Known as “Princess Pushy”, Princess Michael has suffered her fair share of gaffes during her years in the royal family, including the infamous “racist” brooch incident. This occurred when Princess Michael met Meghan Markle for brunch, all the while outfitted with a “blackamoor” brooch that features the bust of a human with black skin. Princess Michael apologised, with a spokesperson saying she was “very sorry and distressed that it has caused offence".And Lady Gabriella was not devoid of scandal, either. In 2018, the year before Kingston wed into the family, Lady Gabriella’s ex-boyfriend, Aatish Taseer, penned a bombshell article for Vanity Fair that, among other things, claimed they had taken MDMA in royal residences and swam naked in the Queen’s pool in Buckingham Palace. The article also alleged further racially-insensitive actions from Princess Michael, worsening her public profile. He referred to an article published in the New York Post with the headline ‘Royal Bigot’. The story claimed that Princess Michael had told some noisy customers (and people of colour) at Da Silvano, an Italian restaurant in Greenwich Village, to go back to the colonies. She denied it, saying: “I would never have said that.”
But Kingston didn’t care. He was thrust into public life in 2019 when the news of his proposal to Lady Gabriella, which took place on the Isle of Sark, in the Channel Islands, where his family has a holiday home, made the news in 2018. The pair had already been an item since 2015, having been introduced by mutual friends.
He wed Lady Gabriella in a ceremony at St George's Chapel in Windsor Castle in May 2019, and the pair looked a picture of wedded bliss. The Queen, Prince Philip and Prince Harry were all in attendance, despite Harry becoming a father to Prince Archie just weeks beforehand. Also in attendance were Pippa Middleton, Downton Abbey creator Julian Fellowes, Lady Frederick Windsor (aka Sophie Winkleman, Claudia Winkleman’s sister). The only notable absence was Prince William, who was busy with his role as President of the Football Association, presenting the trophy at the FA cup final. Post-nuptial celebrations were held in Frogmore Cottage, the same location as Harry and Meghan’s wedding reception.
In the years since their marriage, the Kingstons have appeared happy and well at numerous public functions. Their last public appearance was just earlier this month, at a a celebration of Shakespeare’s work at the Grosvenor House Park Lane Hotel in London. Close friends of the couple told the MailOnline they seemed perfectly happy. "They seemed happy and positive as ever,” the close friend said. "Ella was particularly chatty." Another friend said: "It's utterly shocking. None of us saw it coming. I cannot understand it."
‘One of the last true English gentleman’ dies in the countryside
The discovery of Kingston’s body at his parent’s Gloucestershire home sent shockwaves around his family and the wider community. The Telegraph reports that Lady Gabriella’s brother, Lord Frederick Windsor, is understood to have informed Kingston’s closest friends of his death, including his three best men.
One close acquaintance told the newspaper: “We are so upset about the news, everybody loved him. He was kind, charming and thoroughly decent and one of the last true English gentlemen. It is beyond tragic and so hard to get one’s head around.”
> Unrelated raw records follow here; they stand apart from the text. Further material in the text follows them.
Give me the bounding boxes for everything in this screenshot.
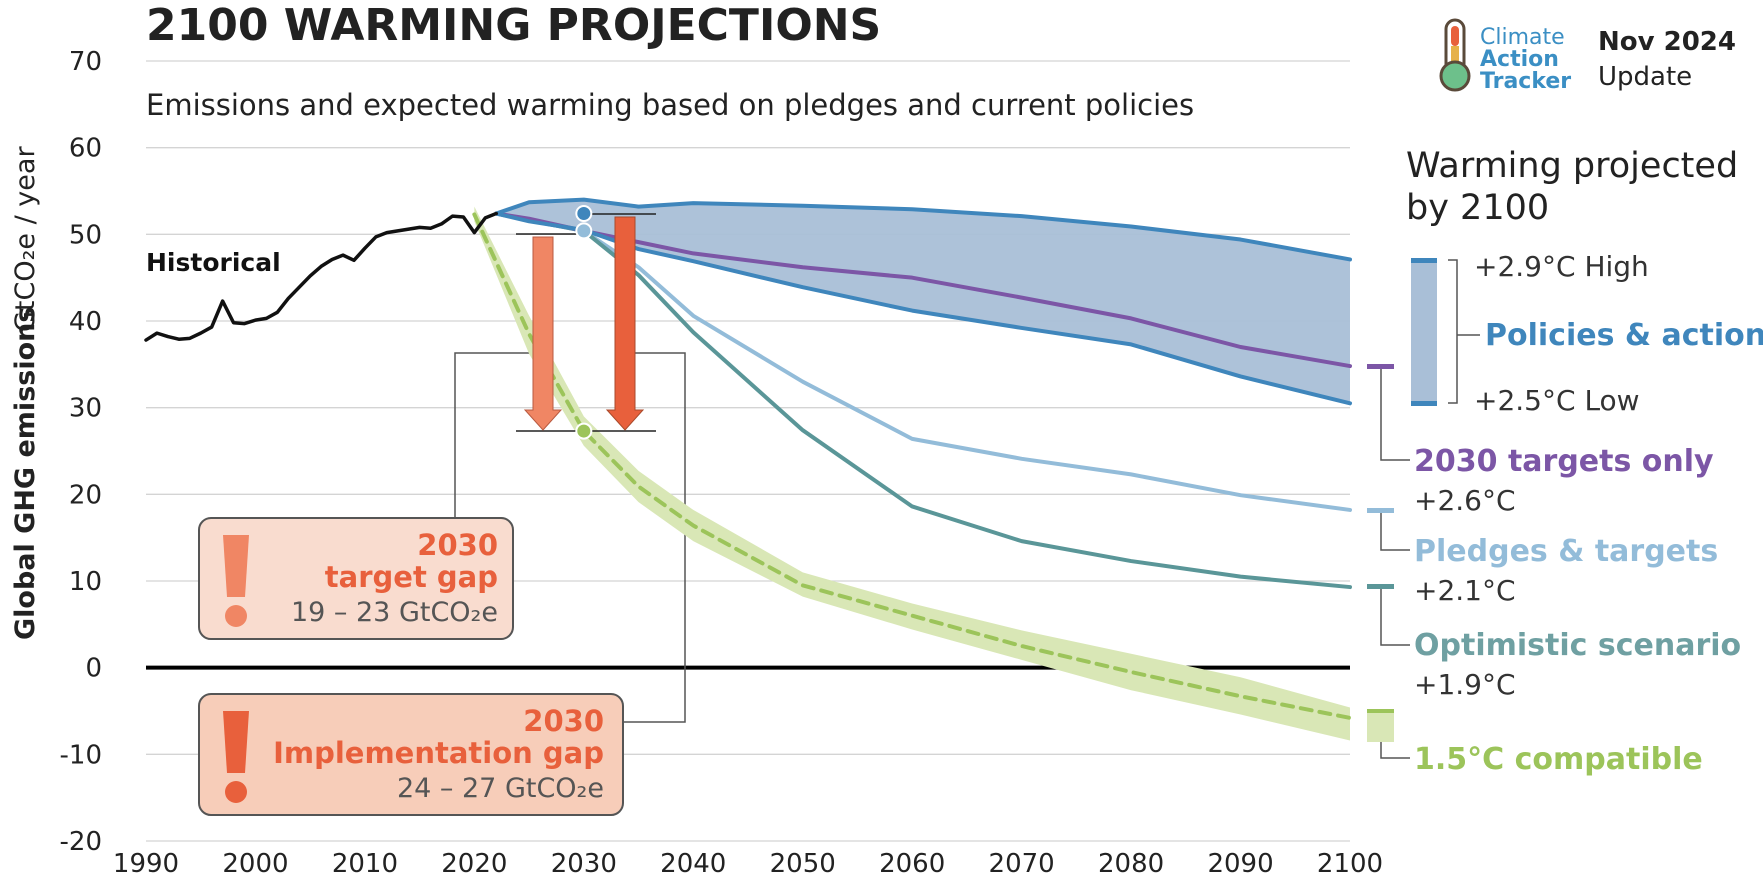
optimistic-end-marker bbox=[1367, 584, 1394, 589]
x-tick-label: 2100 bbox=[1317, 849, 1383, 878]
implementation-gap-year: 2030 bbox=[523, 704, 604, 738]
logo-line2: Action bbox=[1480, 47, 1559, 72]
compatible-end-marker bbox=[1367, 709, 1394, 713]
y-tick-label: 10 bbox=[69, 567, 102, 597]
side-title-line1: Warming projected bbox=[1406, 146, 1738, 186]
logo: Climate Action Tracker bbox=[1439, 18, 1571, 94]
optimistic-temp: +1.9°C bbox=[1414, 668, 1516, 701]
thermometer-icon bbox=[1439, 18, 1471, 92]
x-tick-label: 2070 bbox=[989, 849, 1055, 878]
policies-high-temp: +2.9°C High bbox=[1474, 250, 1649, 283]
target-gap-year: 2030 bbox=[417, 528, 498, 562]
policies-action-band bbox=[496, 199, 1351, 404]
marker-2030-pledges-targets bbox=[575, 222, 593, 240]
targets-end-marker bbox=[1367, 364, 1394, 369]
x-tick-label: 2040 bbox=[660, 849, 726, 878]
implementation-gap-panel bbox=[198, 693, 624, 816]
historical-label: Historical bbox=[146, 248, 281, 277]
marker-2030-policies-action bbox=[575, 205, 593, 223]
y-tick-label: 70 bbox=[69, 47, 102, 77]
target-gap-range: 19 – 23 GtCO₂e bbox=[291, 597, 498, 628]
chart-subtitle: Emissions and expected warming based on … bbox=[146, 88, 1194, 122]
x-tick-label: 2020 bbox=[441, 849, 507, 878]
series-line-1-5-c-compatible bbox=[472, 212, 1352, 720]
implementation-gap-leader bbox=[615, 352, 686, 723]
implementation-gap-title: Implementation gap bbox=[273, 736, 604, 770]
target-gap-title: target gap bbox=[325, 560, 498, 594]
series-layer bbox=[144, 197, 1352, 741]
gap-leader-lines bbox=[454, 352, 686, 723]
policies-low-temp: +2.5°C Low bbox=[1474, 384, 1640, 417]
pledges-temp: +2.1°C bbox=[1414, 574, 1516, 607]
x-tick-label: 2080 bbox=[1098, 849, 1164, 878]
end-markers bbox=[1367, 364, 1394, 742]
targets-temp: +2.6°C bbox=[1414, 484, 1516, 517]
y-tick-label: 30 bbox=[69, 394, 102, 424]
update-label: Update bbox=[1598, 62, 1692, 92]
scenario-leaders bbox=[1380, 369, 1410, 759]
chart-title: 2100 WARMING PROJECTIONS bbox=[146, 0, 881, 51]
policies-range-bracket bbox=[1448, 259, 1458, 404]
x-tick-label: 2060 bbox=[879, 849, 945, 878]
x-tick-label: 2010 bbox=[332, 849, 398, 878]
x-tick-label: 1990 bbox=[113, 849, 179, 878]
side-title-line2: by 2100 bbox=[1406, 188, 1549, 228]
x-tick-label: 2050 bbox=[770, 849, 836, 878]
gap-arrows bbox=[516, 213, 656, 432]
exclamation-icon bbox=[223, 535, 249, 627]
y-tick-label: 50 bbox=[69, 220, 102, 250]
marker-2030-1-5-c-compatible bbox=[575, 422, 593, 440]
series-line-policies-action-high bbox=[494, 197, 1352, 262]
y-tick-label: 0 bbox=[85, 654, 102, 684]
x-tick-label: 2030 bbox=[551, 849, 617, 878]
y-tick-label: 40 bbox=[69, 307, 102, 337]
pledges-label: Pledges & targets bbox=[1414, 534, 1718, 569]
x-tick-label: 2000 bbox=[222, 849, 288, 878]
y-tick-label: -20 bbox=[60, 827, 102, 857]
y-tick-label: 20 bbox=[69, 480, 102, 510]
implementation-gap-range: 24 – 27 GtCO₂e bbox=[397, 773, 604, 804]
implementation-gap-arrow bbox=[605, 216, 645, 431]
target-gap-box: 2030 target gap 19 – 23 GtCO₂e bbox=[198, 517, 514, 640]
compatible-uncertainty-band bbox=[474, 206, 1350, 741]
logo-line1: Climate bbox=[1480, 25, 1565, 50]
implementation-gap-box: 2030 Implementation gap 24 – 27 GtCO₂e bbox=[198, 693, 624, 816]
series-line-historical bbox=[144, 211, 499, 342]
series-line-policies-action-low bbox=[494, 211, 1352, 406]
target-gap-leader bbox=[454, 352, 546, 524]
optimistic-label: Optimistic scenario bbox=[1414, 628, 1741, 663]
policies-high-cap bbox=[1411, 258, 1437, 263]
policies-range-bar bbox=[1411, 258, 1480, 406]
compatible-end-band bbox=[1367, 710, 1394, 742]
logo-line3: Tracker bbox=[1480, 69, 1571, 94]
pledges-end-marker bbox=[1367, 508, 1394, 513]
targets-label: 2030 targets only bbox=[1414, 444, 1714, 479]
compatible-label: 1.5°C compatible bbox=[1414, 742, 1703, 777]
y-axis-label: Global GHG emissions bbox=[10, 307, 41, 640]
markers-2030 bbox=[575, 205, 593, 440]
update-date: Nov 2024 bbox=[1598, 27, 1736, 57]
target-gap-panel bbox=[198, 517, 514, 640]
target-gap-arrow bbox=[523, 236, 563, 431]
y-axis-title: Global GHG emissions GtCO₂e / year bbox=[10, 146, 41, 640]
x-tick-label: 2090 bbox=[1207, 849, 1273, 878]
policies-low-cap bbox=[1411, 401, 1437, 406]
y-axis-unit: GtCO₂e / year bbox=[10, 146, 41, 332]
y-tick-label: 60 bbox=[69, 134, 102, 164]
policies-range-fill bbox=[1411, 260, 1437, 405]
exclamation-icon bbox=[223, 711, 249, 803]
y-tick-label: -10 bbox=[60, 740, 102, 770]
policies-label: Policies & action bbox=[1485, 318, 1763, 353]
The local sub post-master added: “We are all so sad to hear the terrible news. They are a lovely, gentle family who do a lot for the village and the church. They are a big part of the local community [...] Thomas popped into the shop a lot, he would come by every so often. I last saw him a few months ago. He was a very gentle soul, just like his father. Everyone is in shock, it’s really sad and very fresh.”